Smith is also concerned about a trend of increasing state programs at a time when revenues are increasingly in jeopardy. And he recalled hearing a recurring refrain while on the campaign trail last year — household budgets are getting tighter and more and more people are worried about being able to pay their property taxes.
“We know the feds are tightening the (purse) strings,” Smith said. “We will have to take a hard look at our programs and see if we can deliver them as efficiently as we can.”
Economic development and job growth are other priorities Smith pledged to bring to the Statehouse this month.
Rep. Paul Ralston, D-Middlebury, believes utility regulation and energy policy will be the legislative topics that will have the greatest impact for Vermont and Vermonters.

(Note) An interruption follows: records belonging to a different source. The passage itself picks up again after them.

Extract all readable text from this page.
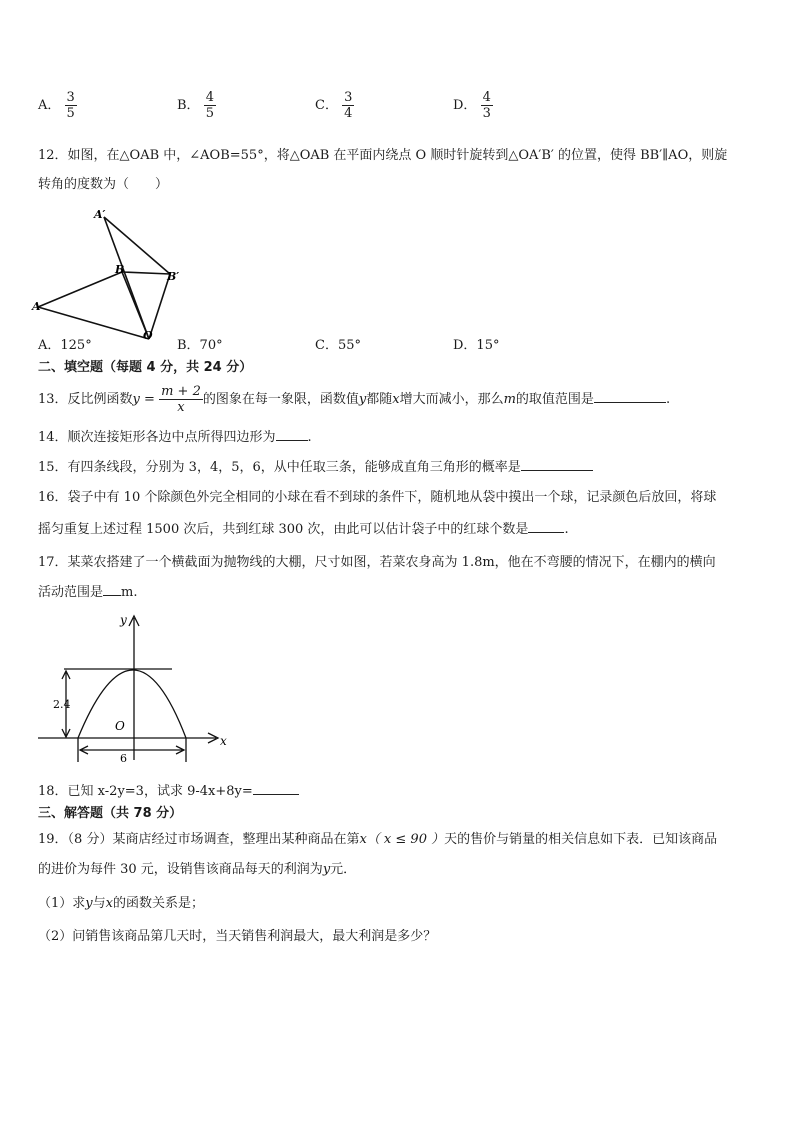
A． $\frac{3}{5}$	B． $\frac{4}{5}$	C． $\frac{3}{4}$	D． $\frac{4}{3}$
12．如图，在△OAB 中，∠AOB=55°，将△OAB 在平面内绕点 O 顺时针旋转到△OA′B′ 的位置，使得 BB′∥AO，则旋
转角的度数为（　　）
A′
B
B′
A
O
A．125°	B．70°	C．55°	D．15°
二、填空题（每题 4 分，共 24 分）
13．反比例函数$y = \frac{m + 2}{x}$ 的图象在每一象限，函数值y都随x增大而减小，那么m的取值范围是	.
14．顺次连接矩形各边中点所得四边形为 .
15．有四条线段，分别为 3，4，5，6，从中任取三条，能够成直角三角形的概率是
16．袋子中有 10 个除颜色外完全相同的小球在看不到球的条件下，随机地从袋中摸出一个球，记录颜色后放回，将球
摇匀重复上述过程 1500 次后，共到红球 300 次，由此可以估计袋子中的红球个数是	.
17．某菜农搭建了一个横截面为抛物线的大棚，尺寸如图，若菜农身高为 1.8m，他在不弯腰的情况下，在棚内的横向
活动范围是 m.
y
x
O
2.4
6
18．已知 x-2y=3，试求 9-4x+8y=
三、解答题（共 78 分）
19．（8 分）某商店经过市场调查，整理出某种商品在第x（ x ≤ 90 ）天的售价与销量的相关信息如下表．已知该商品
的进价为每件 30 元，设销售该商品每天的利润为y元．
（1）求y与x的函数关系是；
（2）问销售该商品第几天时，当天销售利润最大，最大利润是多少？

“We have never had the discussion in our state about how much more Vermonters are willing to pay for renewable energy and who should receive the financial benefit from that extra cost,” said Ralston, a member of the House Commerce Committee. “With the economy still in a precarious place, we need to seriously consider the effects of artificially escalating the cost of energy to Vermont homes and businesses.”

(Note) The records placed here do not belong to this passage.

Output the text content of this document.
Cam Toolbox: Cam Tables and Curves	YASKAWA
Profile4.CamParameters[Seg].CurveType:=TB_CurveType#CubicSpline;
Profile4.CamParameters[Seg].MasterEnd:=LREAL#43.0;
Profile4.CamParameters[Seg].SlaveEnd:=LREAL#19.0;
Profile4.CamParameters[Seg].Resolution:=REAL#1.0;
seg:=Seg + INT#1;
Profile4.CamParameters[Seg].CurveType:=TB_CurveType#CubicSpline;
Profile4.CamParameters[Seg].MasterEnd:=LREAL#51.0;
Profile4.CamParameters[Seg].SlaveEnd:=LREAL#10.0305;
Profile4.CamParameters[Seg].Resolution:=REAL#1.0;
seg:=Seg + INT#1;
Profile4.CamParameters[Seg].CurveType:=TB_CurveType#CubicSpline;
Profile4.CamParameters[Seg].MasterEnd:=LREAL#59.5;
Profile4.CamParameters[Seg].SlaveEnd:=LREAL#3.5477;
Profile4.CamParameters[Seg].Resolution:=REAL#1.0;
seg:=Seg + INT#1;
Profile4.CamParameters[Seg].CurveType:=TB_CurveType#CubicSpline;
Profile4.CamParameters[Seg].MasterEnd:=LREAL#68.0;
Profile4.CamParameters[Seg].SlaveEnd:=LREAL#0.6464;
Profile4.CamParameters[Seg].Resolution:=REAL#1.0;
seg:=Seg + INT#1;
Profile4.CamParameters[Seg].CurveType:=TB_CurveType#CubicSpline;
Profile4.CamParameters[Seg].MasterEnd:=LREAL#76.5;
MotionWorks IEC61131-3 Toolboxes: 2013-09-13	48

Ralston added that “as the balance of power shifts in the energy sector, we need to reform how Vermonters are represented in the regulatory process to ensure that all parties have access to the proceedings and can afford to be heard. There will be an attempt to challenge local and regional control of the energy planning process, and that is likely to be a very contentious issue. Folks in the Northeast Kingdom will be asking for a short moratorium on large-scale, ridge-top wind development while the impacts of the recently completed projects are assessed.”
Vermont, according to Ralston, has an opportunity to grow in another energy segment — the technology of smart grid management.
“Vermont doesn’t have the geographic resources to support enough utility-scale electric generations, but Vermont can and should become a center for emerging energy technology,” Ralston said. “There is a major economic development opportunity in these technologies and pursuing them will not compromise our wild places. Just as efficiency is the cheapest electricity, efficient management of electrical systems can profit producers and consumers alike.”
Rep. Betty Nuovo, D-Middlebury, will be returning for her 27th year as a state representative. She hopes to again be assigned to the House Natural Resources and Energy Committee. There, she plans to ask for a progress report on all of the state’s energy and recycling programs and make some changes, if necessary.
Nuovo said health care reform would likely be the biggest issue the Legislature will tackle this year, and perhaps during the next few years.
“It’s a process that needs to be done one step at a time,” Nuovo said.
Nuovo wants the Legislature to take more steps to prevent the abuse and misuse of prescription drugs. She will also file a bill at the request of local law enforcement to set up a licensing requirement for caretakers of the elderly. The initiative, Nuovo said, is being driven by reports of some caretakers taking financial advantage of their senior charges.